To further analyze the function of LlHsfA2b in transformed plant, a transient assay was carried out in tobacco mesophyll protoplasts. LlHsfA2b as well as LlHsfA2 activated the GUS activity driven by AtHsp21 promoter (Fig. 7a). These data showed that LlHsfA2b could activate directly the downstream genes. On the other hand, a yeast two-hybrid assay showed that the predicted LlHsfA2b could interact with either AtHsfA1d or AtHsfA2 (Fig. 7b). We concluded that LlHsfA2b could combine AtHsfA1s including AtHsfA1d to elevate the expression of AtHsfA2 and AtHsfA7a, and then the increased AtHsfA2 led to the enhanced expression of its target genes. At the same time, LlHsfA2b could also activate the target genes of AtHsfA2 by the combination with AtHsfA2. The phenomenon that transcriptional factors (TFs) do not have activator activity but function by interacting with other TFs carrying activator activity has been found in Arabidopsis. The class B proteins of Arabidopsis, PISTILLATA (PI) and APETALA3 (AP3), do not have activator activity but activate downstream through the formation of complex with a class A protein AP1 (Honma and Goto 2001). Based on the analysis above, we speculated that LlHsfA2b may function as a TF to activate directly the downstream gene or through the interaction with other LlHsfAs harboring transactivation activity. Lilium longiflorum, however, has a bigger genome with estimated C-value of 35.2 (http://data.kew.org/cvalues) probably harboring more HsfA members. Which A members may interact LlHsfA2b to function in lily will be answered in the next step.

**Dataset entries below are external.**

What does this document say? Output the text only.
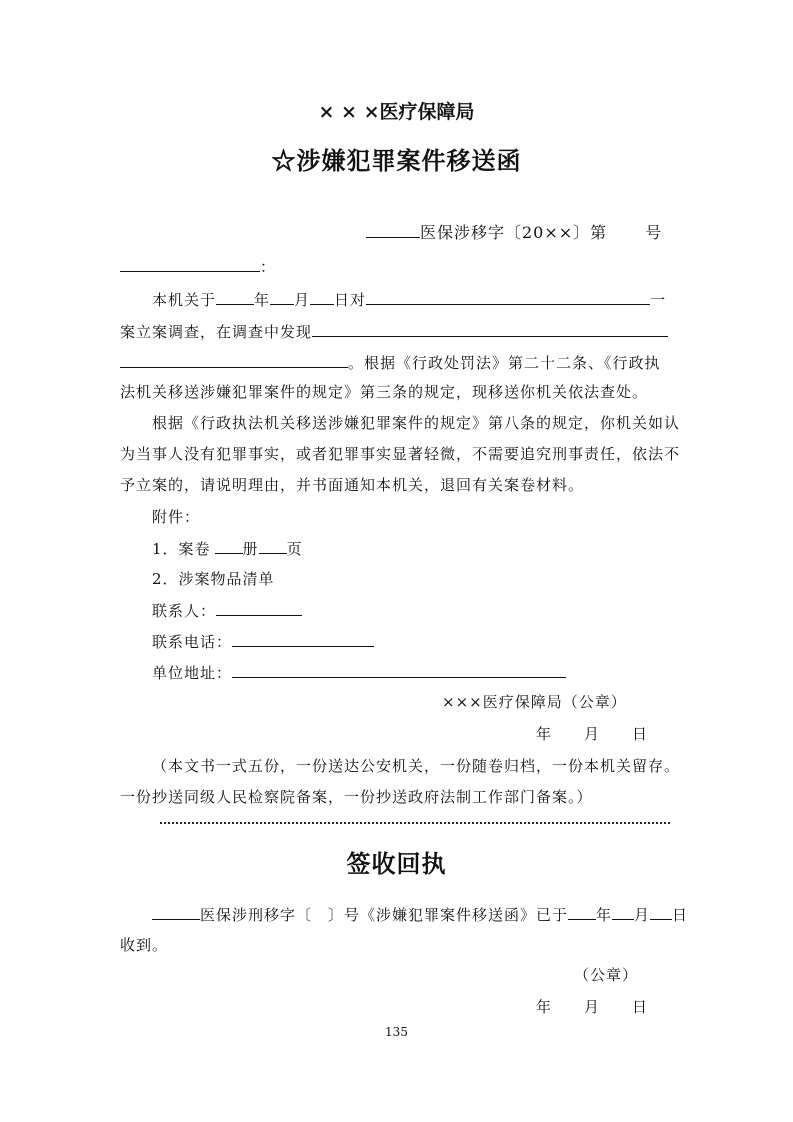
× × ×医疗保障局
☆涉嫌犯罪案件移送函
医保涉移字〔20××〕第 号
：
本机关于	年 月 日对	一
案立案调查，在调查中发现
。根据《行政处罚法》第二十二条、《行政执
法机关移送涉嫌犯罪案件的规定》第三条的规定，现移送你机关依法查处。
根据《行政执法机关移送涉嫌犯罪案件的规定》第八条的规定，你机关如认
为当事人没有犯罪事实，或者犯罪事实显著轻微，不需要追究刑事责任，依法不
予立案的，请说明理由，并书面通知本机关，退回有关案卷材料。
附件：
1．案卷 册 页
2．涉案物品清单
联系人：
联系电话：
单位地址：
×××医疗保障局（公章）
年　　月　　日
（本文书一式五份，一份送达公安机关，一份随卷归档，一份本机关留存。
一份抄送同级人民检察院备案，一份抄送政府法制工作部门备案。）
签收回执
医保涉刑移字〔　〕号《涉嫌犯罪案件移送函》已于 年 月 日
收到。
（公章）
年　　月　　日
135
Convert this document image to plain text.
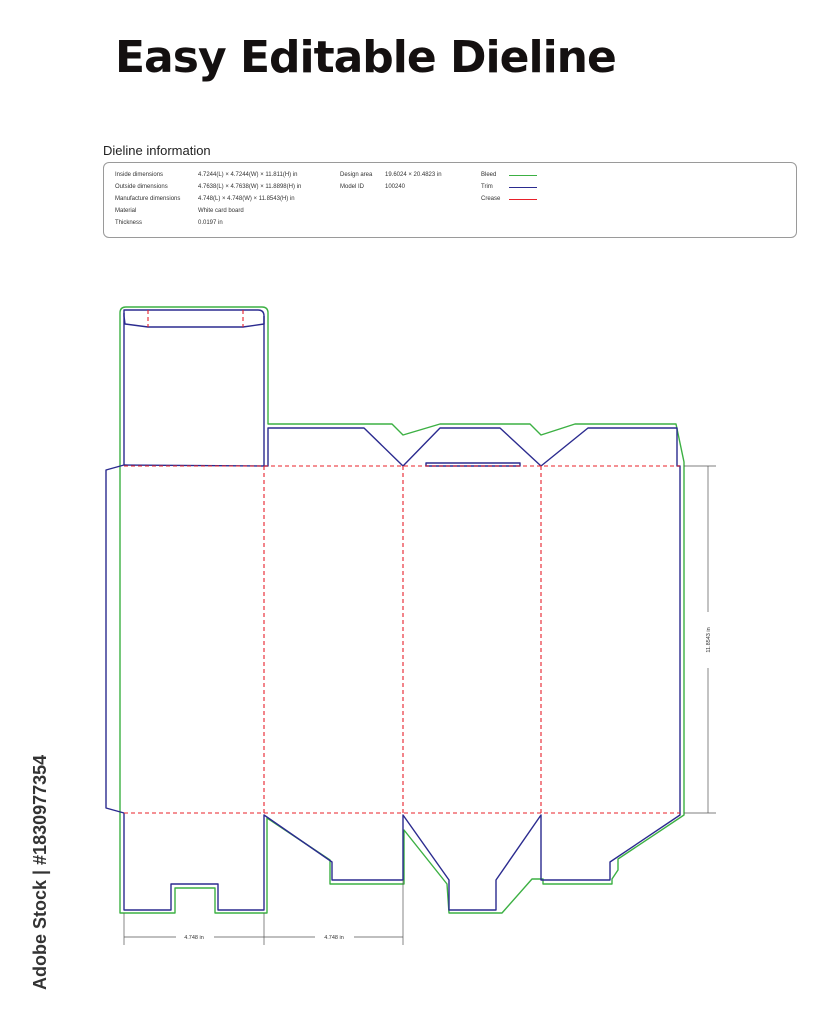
Easy Editable Dieline
Dieline information
Inside dimensions	4.7244(L) × 4.7244(W) × 11.811(H) in
Outside dimensions	4.7638(L) × 4.7638(W) × 11.8898(H) in
Manufacture dimensions	4.748(L) × 4.748(W) × 11.8543(H) in
Material	White card board
Thickness	0.0197 in
Design area 19.6024 × 20.4823 in
Model ID	100240
Bleed
Trim
Crease
4.748 in	4.748 in
11.8543 in
Adobe Stock | #1830977354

In summary, we report the isolation and characterization of a novel lily HsfA2 gene from the lily cultivar ‘White Heaven’, designated LlHsfA2b. The divergence of LlHsfA2b and LlHsfA2 occurred before the one of dicots and monocots. Expression analysis confirmed that LlHsfA2b responded to heat and oxidative stresses and this action was earlier than the one of LlHsfA2 in lily ‘White Heaven’. LlHsfA2b could activate slightly the expression of downstream genes in lily heat signal pathway at early stage of HS and help lily to adopt the following change. These results elucidate the biological function of LlHsfA2b, which is at least partly different from the known HsfA2s. This finding should deepen our understanding of the transcriptional regulation of Hsfs, and provide a new gene to modify plant thermotolerance trait by transformation techniques.